The Unsung Hero of Vector Database -- Metric Learning
2024-06-11 , Palais Atelier

We all know there are several vector databases, and once Andrej Karpathy said that even an array can do the same job, true but not true. Vector database provide you the infra to store the embeddings but how those embeddings are made are the most innovative part of all.

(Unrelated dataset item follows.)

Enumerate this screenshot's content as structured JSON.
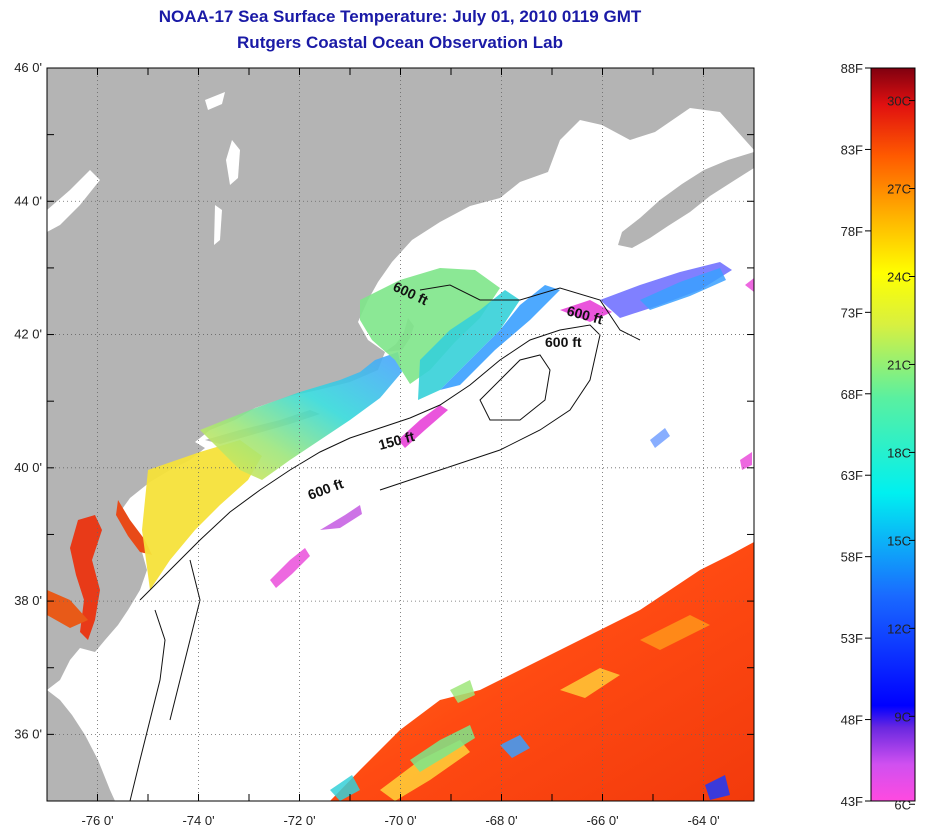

The unsung Hero of vector database. And I am talking about a machine learning concept not one of the companies (because there are so many)
1. Metric learning: What is metric learning?
2. Problem without metric learning, mostly with an example of negation. Cosine similarity doesn't work with negation.
3. How to train metric learning embeddings.
4. Data, Model, and the loss function
5. Data, what is anchor, positive and negative
6. Model: Siamese networks, since we deal with different data, which needs different architecture.
7. Loss: the loss function is big, triple loss, and contrastive loss.
5. Demo of how it improved the overall experience of working with negations.

See also: Slides (2.9 MB)

Sonam is the creator of the open-source library called Embed-Anything, which helps to create local and multimodal embeddings. She worked previously at Qdrant engine, in RAG, and before that, she worked at Rasa in conversational AI and generative. Previously, she worked as an AI researcher at Saama and has worked extensively on clinical trial analytics with Pfizer. She is passionate about topics like Biases in language models. She has also published a paper in the most reputed journal of computational linguistics, COLING, in ACL Anthology.